State Values and Bellman Equation

Figure 2.1: Where we are in this book.

This chapter introduces a core concept and an important tool.

The core concept is the state value, which is defined as the average reward that an agent can obtain if it follows a given policy. The greater the state value is, the better the corresponding policy is. State values can be used as a metric to evaluate whether a policy is good or not. While state values are important, how can we analyze them?

The answer is the Bellman equation, which is an important tool for analyzing state values. In a nutshell, the Bellman equation describes the relationships between the values of all states. By solving the Bellman equation, we can obtain the state values. This process is called policy evaluation, which is a fundamental concept in reinforcement learning. Finally, this chapter introduces another important concept called the action value.

Sections

Motivating example
State values
Bellman Equation
Matrix-vector form of the Bellman equation
Solving state values from the Bellman equation
From state value to action value

Summary

The most important concept introduced in this chapter is the state value. Mathematically, a state value is the expected return that the agent can obtain by starting from a state. The values of different states are related to each other. That is, the value of state $s$ relies on the values of some other states, which may further rely on the value of state $s$ itself. This phenomenon might be the most confusing part of this chapter for beginners. It is related to an important concept called bootstrapping, which involves calculating something from itself. Although bootstrapping may be intuitively confusing, it is clear if we examine the matrix- vector form of the Bellman equation. In particular, the Bellman equation is a set of linear equations that describe the relationships between the values of all states.

Since state values can be used to evaluate whether a policy is good or not, the process of solving the state values of a policy from the Bellman equation is called policy evaluation. As we will see later in this book, policy evaluation is an important step in many reinforcement learning algorithms.

Another important concept, action value, was introduced to describe the value of taking one action at a state. As we will see later in this book, action values play a more direct role than state values when we attempt to find optimal policies. Finally, the Bellman equation is not restricted to the reinforcement learning field. Instead, it widely exists in many fields such as control theories and operation research. In different fields, the Bellman equation may have different expressions. In this book, the Bellman equation is studied under discrete Markov decision processes. More information about this topic can be found in [2].

Q&A

Q: What is the relationship between state values and returns?

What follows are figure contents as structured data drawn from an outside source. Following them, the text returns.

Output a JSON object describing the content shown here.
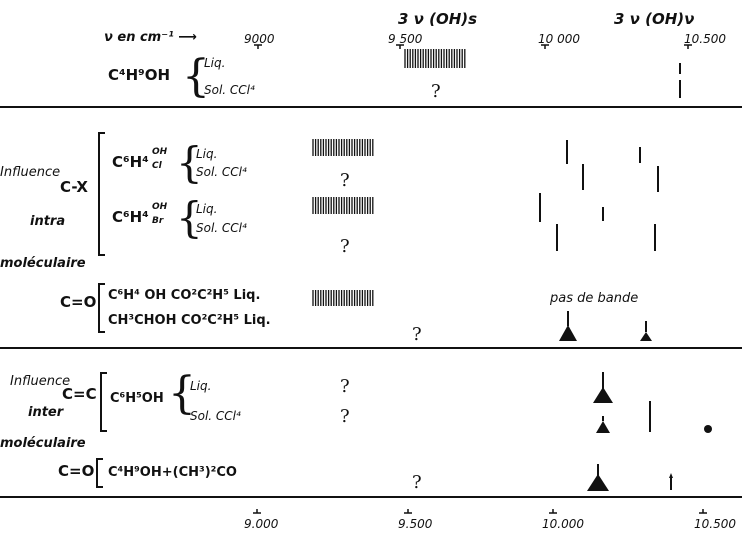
{
  "header": {
    "wavenumber_label": "ν en cm⁻¹ ⟶",
    "band_s_label": "3 ν (OH)s",
    "band_v_label": "3 ν (OH)ν"
  },
  "axis_top_ticks": [
    "9000",
    "9 500",
    "10 000",
    "10.500"
  ],
  "axis_bottom_ticks": [
    "9.000",
    "9.500",
    "10.000",
    "10.500"
  ],
  "section1": {
    "compound": "C⁴H⁹OH",
    "cond_liq": "Liq.",
    "cond_sol": "Sol. CCl⁴",
    "unknown": "?"
  },
  "section2": {
    "label_influence": "Influence",
    "label_cx": "C-X",
    "label_intra": "intra",
    "label_moleculaire": "moléculaire",
    "compound_cl_main": "C⁶H⁴",
    "compound_cl_top": "OH",
    "compound_cl_bot": "Cl",
    "compound_br_main": "C⁶H⁴",
    "compound_br_top": "OH",
    "compound_br_bot": "Br",
    "cond_liq": "Liq.",
    "cond_sol": "Sol. CCl⁴",
    "unknown": "?",
    "label_co": "C=O",
    "compound_co1": "C⁶H⁴ OH CO²C²H⁵ Liq.",
    "compound_co2": "CH³CHOH CO²C²H⁵ Liq.",
    "no_band": "pas de bande"
  },
  "section3": {
    "label_influence": "Influence",
    "label_cc": "C=C",
    "label_inter": "inter",
    "label_moleculaire": "moléculaire",
    "compound_phenol": "C⁶H⁵OH",
    "cond_liq": "Liq.",
    "cond_sol": "Sol. CCl⁴",
    "unknown": "?",
    "label_co": "C=O",
    "compound_mix": "C⁴H⁹OH+(CH³)²CO"
  }
}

A: The value of a state is the mean of the returns that can be obtained if the agent starts from that state.

Q: Why do we care about state values?

A: State values can be used to evaluate policies. In fact, optimal policies are defined based on state values. This point will become clearer in the next chapter.

Q: Why do we care about the Bellman equation?

A: The Bellman equation describes the relationships among the values of all states. It is the tool for analyzing state values.

Q: Why is the process of solving the Bellman equation called policy evaluation?

A: Solving the Bellman equation yields state values. Since state values can be used to evaluate a policy, solving the Bellman equation can be interpreted as evaluating the corresponding policy.

Q: Why do we need to study the matrix- vector form of the Bellman equation?

A: The Bellman equation refers to a set of linear equations established for all the states. To solve state values, we must put all the linear equations together. The matrix- vector form is a concise expression of these linear equations.

Q: What is the relationship between state values and action values?

A: On the one hand, a state value is the mean of the action values for that state. On the other hand, an action value relies on the values of the next states that the agent may transition to after taking the action.

Q: Why do we care about the values of the actions that a given policy cannot select?

A: Although a given policy cannot select some actions, this does not mean that these actions are not good. On the contrary, it is possible that the given policy is not good and misses the best action. To find better policies, we must keep exploring different actions even though some of them may not be selected by the given policy.